Waiting Room is a brand new play on stage in our Mainspace by the multi-faceted playwright and actor Diane Flacks, about life in a major children’s hospital. Cast members Jane Spidell and Warona Setshwaelo share their experiences so far working on this beautiful, heartfelt production.

JW

Q. What is your favourite scene in the show? 

JS: Wow – okay – if I narrow it down to the ones I’m in, I’d have to say I can’t: it would be like choosing your favourite child, I truly do love them all. I’m in the unique position of having the fewest scenes, but I have at least one with everyone. But if that’s a cop out and you really want an answer? The first one.

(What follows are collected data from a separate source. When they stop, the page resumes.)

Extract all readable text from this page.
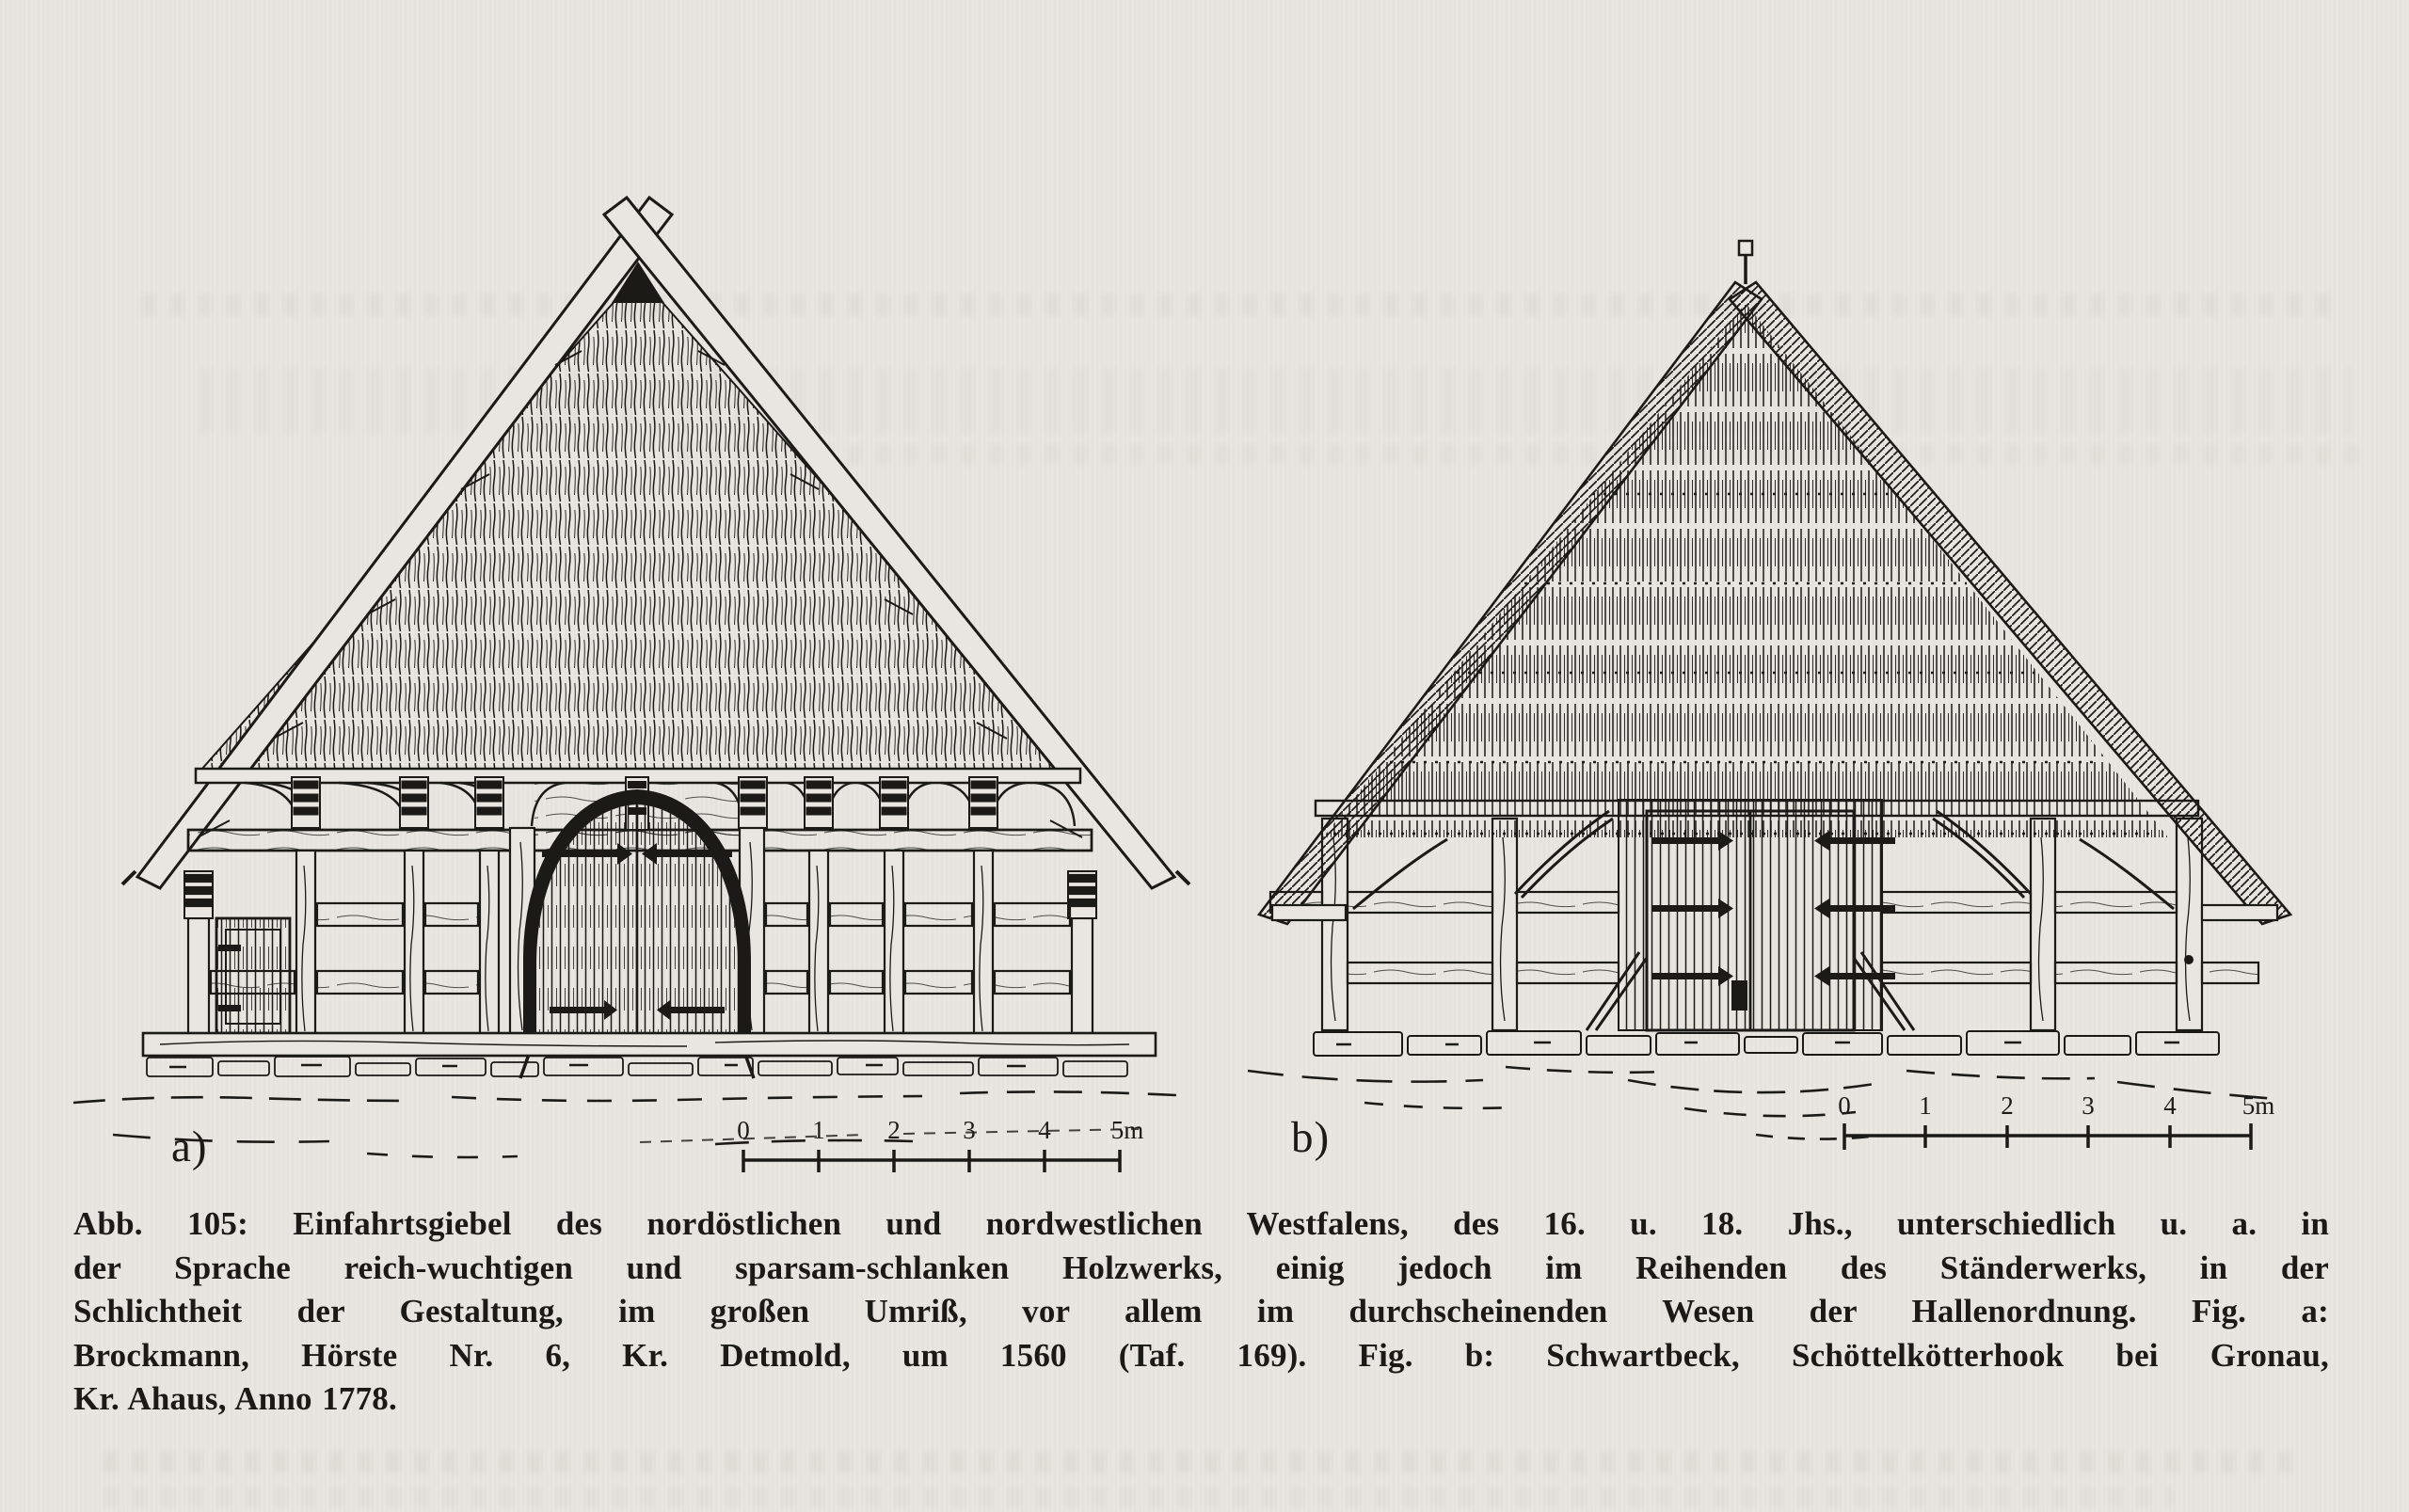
0 1 2 3 4 5m
0	1	2	3	4	5m
a)	b)
Abb. 105: Einfahrtsgiebel des nordöstlichen und nordwestlichen Westfalens, des 16. u. 18. Jhs., unterschiedlich u. a. in
der Sprache reich-wuchtigen und sparsam-schlanken Holzwerks, einig jedoch im Reihenden des Ständerwerks, in der
Schlichtheit der Gestaltung, im großen Umriß, vor allem im durchscheinenden Wesen der Hallenordnung. Fig. a:
Brockmann, Hörste Nr. 6, Kr. Detmold, um 1560 (Taf. 169). Fig. b: Schwartbeck, Schöttelkötterhook bei Gronau,
Kr. Ahaus, Anno 1778.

WS: As an audience, Michelle Moneieth’s final monologue. The writing is so universal and yet entirely personal, and her performance is so real. As an actor, the last part of Scene 6, where my character, Aayan argues with Ari Cohen’s character, Andre. The argument is interesting – and I get to spar with Ari!

 

Q. Have you ever worked with any of this cast before? Any memories to share?

JS: Jordan: check.  Ari: check.  Michelle, Jenny & Warona: first time.  I’ve always had a crush on both fellas. Jordan played a toad in our first play together, and he was ridiculously (in the jazz way) good, and Ari was not only my Stanley in Streetcar, but – even better, was my fiancé ‘Harvar’ in Rune Arlidge right here at the Tarragon. But he and I became friends working in Blyth in the summer of ’98… Blyth does things to people. As for the ladies… I can’t wait for the memories to accrue! We are all working on nicknames…so I think we like each other… which is good.

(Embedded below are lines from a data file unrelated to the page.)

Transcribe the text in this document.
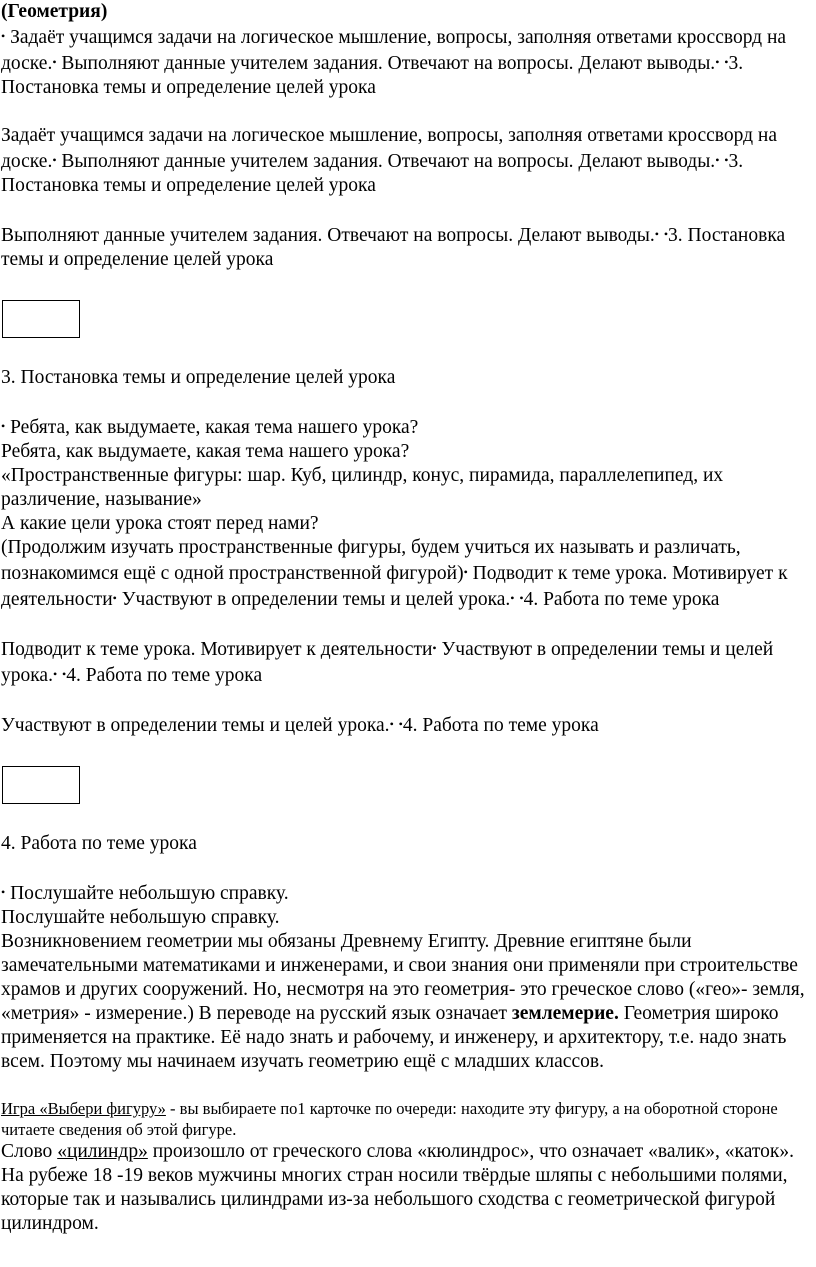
(Геометрия)

• Задаёт учащимся задачи на логическое мышление, вопросы, заполняя ответами кроссворд на доске.• Выполняют данные учителем задания. Отвечают на вопросы. Делают выводы.• •3. Постановка темы и определение целей урока

Задаёт учащимся задачи на логическое мышление, вопросы, заполняя ответами кроссворд на доске.• Выполняют данные учителем задания. Отвечают на вопросы. Делают выводы.• •3. Постановка темы и определение целей урока

Выполняют данные учителем задания. Отвечают на вопросы. Делают выводы.• •3. Постановка темы и определение целей урока

3. Постановка темы и определение целей урока

• Ребята, как выдумаете, какая тема нашего урока?

Ребята, как выдумаете, какая тема нашего урока?

«Пространственные фигуры: шар. Куб, цилиндр, конус, пирамида, параллелепипед, их различение, называние»

А какие цели урока стоят перед нами?

(Продолжим изучать пространственные фигуры, будем учиться их называть и различать, познакомимся ещё с одной пространственной фигурой)• Подводит к теме урока. Мотивирует к деятельности• Участвуют в определении темы и целей урока.• •4. Работа по теме урока

Подводит к теме урока. Мотивирует к деятельности• Участвуют в определении темы и целей урока.• •4. Работа по теме урока

Участвуют в определении темы и целей урока.• •4. Работа по теме урока

4. Работа по теме урока

• Послушайте небольшую справку.

Послушайте небольшую справку.

Возникновением геометрии мы обязаны Древнему Египту. Древние египтяне были замечательными математиками и инженерами, и свои знания они применяли при строительстве храмов и других сооружений. Но, несмотря на это геометрия- это греческое слово («гео»- земля, «метрия» - измерение.) В переводе на русский язык означает землемерие. Геометрия широко применяется на практике. Её надо знать и рабочему, и инженеру, и архитектору, т.е. надо знать всем. Поэтому мы начинаем изучать геометрию ещё с младших классов.

Игра «Выбери фигуру» - вы выбираете по1 карточке по очереди: находите эту фигуру, а на оборотной стороне читаете сведения об этой фигуре.

Слово «цилиндр» произошло от греческого слова «кюлиндрос», что означает «валик», «каток». На рубеже 18 -19 веков мужчины многих стран носили твёрдые шляпы с небольшими полями, которые так и назывались цилиндрами из-за небольшого сходства с геометрической фигурой цилиндром.
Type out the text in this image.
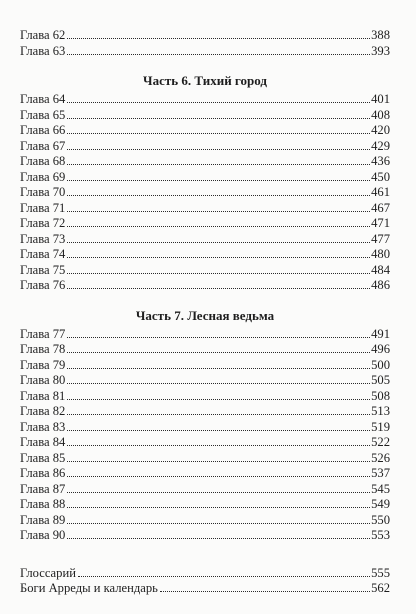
Глава 62	388
Глава 63	393
Часть 6. Тихий город
Глава 64	401
Глава 65	408
Глава 66	420
Глава 67	429
Глава 68	436
Глава 69	450
Глава 70	461
Глава 71	467
Глава 72	471
Глава 73	477
Глава 74	480
Глава 75	484
Глава 76	486
Часть 7. Лесная ведьма
Глава 77	491
Глава 78	496
Глава 79	500
Глава 80	505
Глава 81	508
Глава 82	513
Глава 83	519
Глава 84	522
Глава 85	526
Глава 86	537
Глава 87	545
Глава 88	549
Глава 89	550
Глава 90	553
Глоссарий	555
Боги Арреды и календарь	562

WS: This is my Toronto debut and no, I have not worked with any of the cast members previously. Though in these short 3 weeks, memories have already been made.

 

Q. What attracted you to this play/these roles?

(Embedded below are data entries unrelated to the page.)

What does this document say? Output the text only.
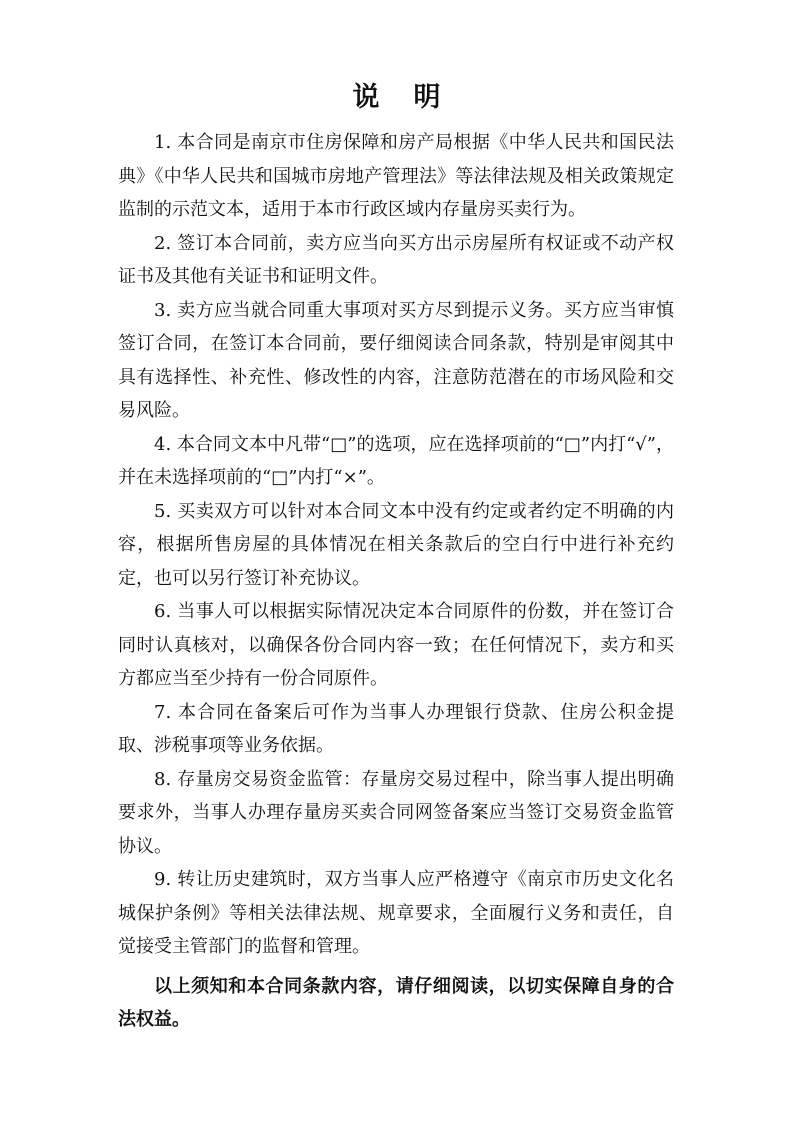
说明

1. 本合同是南京市住房保障和房产局根据《中华人民共和国民法典》《中华人民共和国城市房地产管理法》等法律法规及相关政策规定监制的示范文本，适用于本市行政区域内存量房买卖行为。

2. 签订本合同前，卖方应当向买方出示房屋所有权证或不动产权证书及其他有关证书和证明文件。

3. 卖方应当就合同重大事项对买方尽到提示义务。买方应当审慎签订合同，在签订本合同前，要仔细阅读合同条款，特别是审阅其中具有选择性、补充性、修改性的内容，注意防范潜在的市场风险和交易风险。

4. 本合同文本中凡带“□”的选项，应在选择项前的“□”内打“√”，并在未选择项前的“□”内打“×”。

5. 买卖双方可以针对本合同文本中没有约定或者约定不明确的内容，根据所售房屋的具体情况在相关条款后的空白行中进行补充约定，也可以另行签订补充协议。

6. 当事人可以根据实际情况决定本合同原件的份数，并在签订合同时认真核对，以确保各份合同内容一致；在任何情况下，卖方和买方都应当至少持有一份合同原件。

7. 本合同在备案后可作为当事人办理银行贷款、住房公积金提取、涉税事项等业务依据。

8. 存量房交易资金监管：存量房交易过程中，除当事人提出明确要求外，当事人办理存量房买卖合同网签备案应当签订交易资金监管协议。

9. 转让历史建筑时，双方当事人应严格遵守《南京市历史文化名城保护条例》等相关法律法规、规章要求，全面履行义务和责任，自觉接受主管部门的监督和管理。

以上须知和本合同条款内容，请仔细阅读，以切实保障自身的合法权益。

JS: I am attracted to truth. To real life. To hard fact. To human connection.

WS: The subject matter, and the way in which it asks more questions that answers. The relevance of the conversation about how a person dies, and if they have choices.

 

Q. What do you hope audiences will take away from the show?

JS: Strength.

WS: I always find this question tricky. I just hope they come! And I guess I find this question hard because it is part of my job, as an actor, not to think about that, but rather to try to just tell the story as honestly as possible.

 

Q. What has been your favourite part of working at Tarragon?

JS: As always, whenever I’ve worked here, feeling safe to go beyond feeling safe.

WS: Ooh, lots – the people are fantastic, this play is so well written. And I mean, SO WELL WRITTEN! I guess I would say the talent. There’s nothing nicer, as an artist, than to work with good, talented people.